Meaningful Traditions

There are many reasons for us to do our best at keeping family traditions alive and going. My  husband and I both are the product of families that celebrated many traditions. Whether it was  eating at the same place every Friday night or the week-long vacation, traditions have always  been something we remember about growing up. Some of my best memories are traditions my  parents might not have even realized resonated with me.  Eating pizza and watching TGIF together every Friday night back when there was no DVR to record it for us — a very small  tradition, but one I’ll never forget.  

Growing up, I can remember the excitement I had around the holiday season. It kicked off with  a Thanksgiving lunch we held at the VFW, open to everyone and his neighbor to enjoy. We still  enjoy this tradition to this day. We would also go to the movies on Thanksgiving night. We’d  have an advent calendar and open each door or window to see what surprise was waiting  behind them. On Christmas Eve we would eat chili together and watch the 24 hours of A  Christmas Story marathon on TBS. Looking back it all seems so simple, but the impact it had on  me, the excitement, has stuck with me throughout the years. As we come upon this time of  year, I already have that same feeling, that excitement building up as another holiday season approaches.  
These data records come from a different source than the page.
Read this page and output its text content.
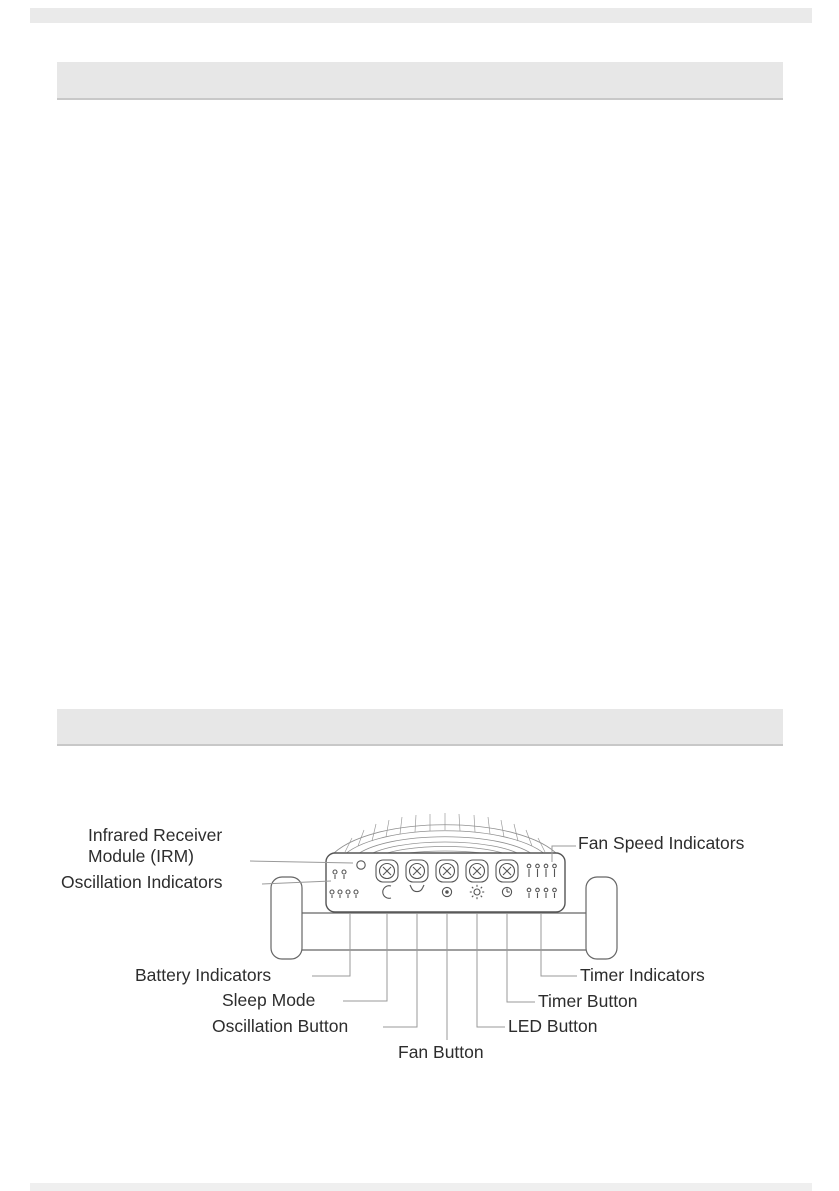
Infrared Receiver Module (IRM)
Oscillation Indicators
Fan Speed Indicators
Battery Indicators
Sleep Mode
Oscillation Button
Fan Button
Timer Indicators
Timer Button
LED Button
As a mother of two little girls both under 10, I thrive off of their excitement for the holiday  season. When my youngest daughter was four years old, she suffered from a brain bleed due to  an AVM and aneurysm. She was a perfect little girl one day, and the next she was fighting for  her life. It all happened in the blink of an eye. She spent a few weeks at STL Children’s Hospital  and after her craniotomy, she was sent home to start her new life as an AVM & aneurysm  survivor! It was one of the worst times, but then one of the best times of my life. When a tragic  event or medical diagnosis happens, one relies on memories and traditions to help cope. When Maura Kay’s AVM ruptured, we talked with her in the hospital all the time about her memories  and about fun times we had together as a family. It’s all the more reason for instilling traditions  with your little ones after tragedy so their lives get back to normal as soon as possible.  
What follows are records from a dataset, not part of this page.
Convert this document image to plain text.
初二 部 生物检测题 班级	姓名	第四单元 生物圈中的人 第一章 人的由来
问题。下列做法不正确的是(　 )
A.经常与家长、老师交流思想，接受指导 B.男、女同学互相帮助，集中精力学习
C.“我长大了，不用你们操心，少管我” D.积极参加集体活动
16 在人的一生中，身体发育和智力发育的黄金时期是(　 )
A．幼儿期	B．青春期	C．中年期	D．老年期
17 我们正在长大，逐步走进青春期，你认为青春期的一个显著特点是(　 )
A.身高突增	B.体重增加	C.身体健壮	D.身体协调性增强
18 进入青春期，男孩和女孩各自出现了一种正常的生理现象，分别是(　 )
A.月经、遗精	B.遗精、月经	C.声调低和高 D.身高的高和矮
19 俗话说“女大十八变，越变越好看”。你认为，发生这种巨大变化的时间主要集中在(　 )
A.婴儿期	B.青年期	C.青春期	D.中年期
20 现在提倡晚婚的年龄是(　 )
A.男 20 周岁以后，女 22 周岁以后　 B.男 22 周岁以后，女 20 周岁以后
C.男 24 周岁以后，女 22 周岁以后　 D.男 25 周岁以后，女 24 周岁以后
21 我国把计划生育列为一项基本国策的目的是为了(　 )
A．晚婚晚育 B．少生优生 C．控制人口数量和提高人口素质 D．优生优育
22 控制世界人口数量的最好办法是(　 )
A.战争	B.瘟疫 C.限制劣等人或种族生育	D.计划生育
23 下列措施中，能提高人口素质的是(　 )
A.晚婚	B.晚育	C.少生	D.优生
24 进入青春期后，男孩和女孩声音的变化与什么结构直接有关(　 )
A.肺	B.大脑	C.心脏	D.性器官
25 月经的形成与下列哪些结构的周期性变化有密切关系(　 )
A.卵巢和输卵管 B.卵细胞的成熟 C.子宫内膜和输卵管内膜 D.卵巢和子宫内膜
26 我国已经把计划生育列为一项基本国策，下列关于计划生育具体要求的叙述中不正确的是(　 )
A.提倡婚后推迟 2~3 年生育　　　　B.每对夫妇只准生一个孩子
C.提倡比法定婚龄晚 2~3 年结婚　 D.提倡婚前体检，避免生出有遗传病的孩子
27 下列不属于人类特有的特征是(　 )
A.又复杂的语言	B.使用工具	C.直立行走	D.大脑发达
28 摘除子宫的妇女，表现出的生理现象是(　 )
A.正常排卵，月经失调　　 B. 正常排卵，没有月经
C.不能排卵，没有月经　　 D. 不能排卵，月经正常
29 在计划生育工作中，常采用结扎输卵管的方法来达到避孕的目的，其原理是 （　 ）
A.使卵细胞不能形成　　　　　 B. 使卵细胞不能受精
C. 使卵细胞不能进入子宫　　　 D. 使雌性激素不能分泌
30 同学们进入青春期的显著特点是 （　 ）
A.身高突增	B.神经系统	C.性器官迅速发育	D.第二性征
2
While Maura Kay was in the hospital, we actually came up with a few new traditions that we  observe during her follow-up appointments. We are huge New England Patriots fans, and Maura’s surgery was just a few days prior to the Super Bowl in which the Patriots were playing.  We all changed into our Pats gear and watched the game as a family on her little tiny hospital  room TV and cheered our hearts out. When we return for follow-up appointments, we always  wear our Patriot’s gear for good luck. We stay in the same hotel before each appointment and  bring our suits to go swimming. We eat the same supper each time. Now she looks so forward  to the time with just mom and dad, and it’s her own little memory.  

This year we’ve been lucky to be able to keep our traditions, despite the shutdown of the  world. Our summer vacations we have with the girls include a trip to the beach and an outdoor  camping or site-seeing trip. We are so blessed to be self employed and able to take these trips each year. We enjoyed our annual family vacation to Gulf Shores in May. Like every year, we  packed up the van and drove across many states to get to that big, beautiful beach. We always  go to the very same restaurant for supper that first night. We love watching the kids and how  they have grown to expect these traditions each year. 

Parents today face an uphill battle — creating cherished traditions while competing with the  distractions of everyday life. It’s important to me that I try to keep a routine. To keep things  somewhat “normal” for my kids. One easy way that I can do that is by keeping the traditions that we have, to the best of my ability. We will kick off the holidays with our family Thanksgiving at the VFW. Our Elves will arrive and show up in crazy places around the house.  We will make cookies together and have an ugly sweater cookie decorating contest. We’ll go to  Christmas Eve service, come home and watch Christmas Chronicles and Noelle. Like every year,  the jolly big guy in the red suit will grace our tree and leave presents while my girls are sound  asleep in their beds. We all know this year is different. Yes, it’s a year of many changes, but it’s  also a time of togetherness. It’s a time that I’ve spent more time with my husband and children than ever before. Before the lockdown, it was a special occasion to have a family game night.  It’s now a common staple in our home. I want our time together to be fun and special. In the  years prior, we may have found joy in physically going to the movie theater to watch a family  film. That’s not an option at the current time, so our new option is to pop some popcorn at  home and watch a good movie on Disney+ instead. I absolutely love it!  

There’s a famous quote that reads “At the heart of every tradition is a meaningful experience.” As a parent, I pray that when my children grow up and start families of their own, they will take  cues from their childhood and carry on some of the simple traditions and meaningful  experiences that I grew up knowing and loving. When I think of traditions, I think of  togetherness, excitement, happy memories and routine. This year, living through a pandemic,  I’ve been so blessed to have my family safe at home with me. We’ve still been able to practice our little traditions throughout this year, with a few minor adjustments. Whenever we  reminisce about 2020, we will recall our resilience as a family and as a nation. The warm, fuzzy,  exciting feelings we experience based on our traditions will ground us and provide comfort. We  look forward to revisiting old traditions and creating new ones!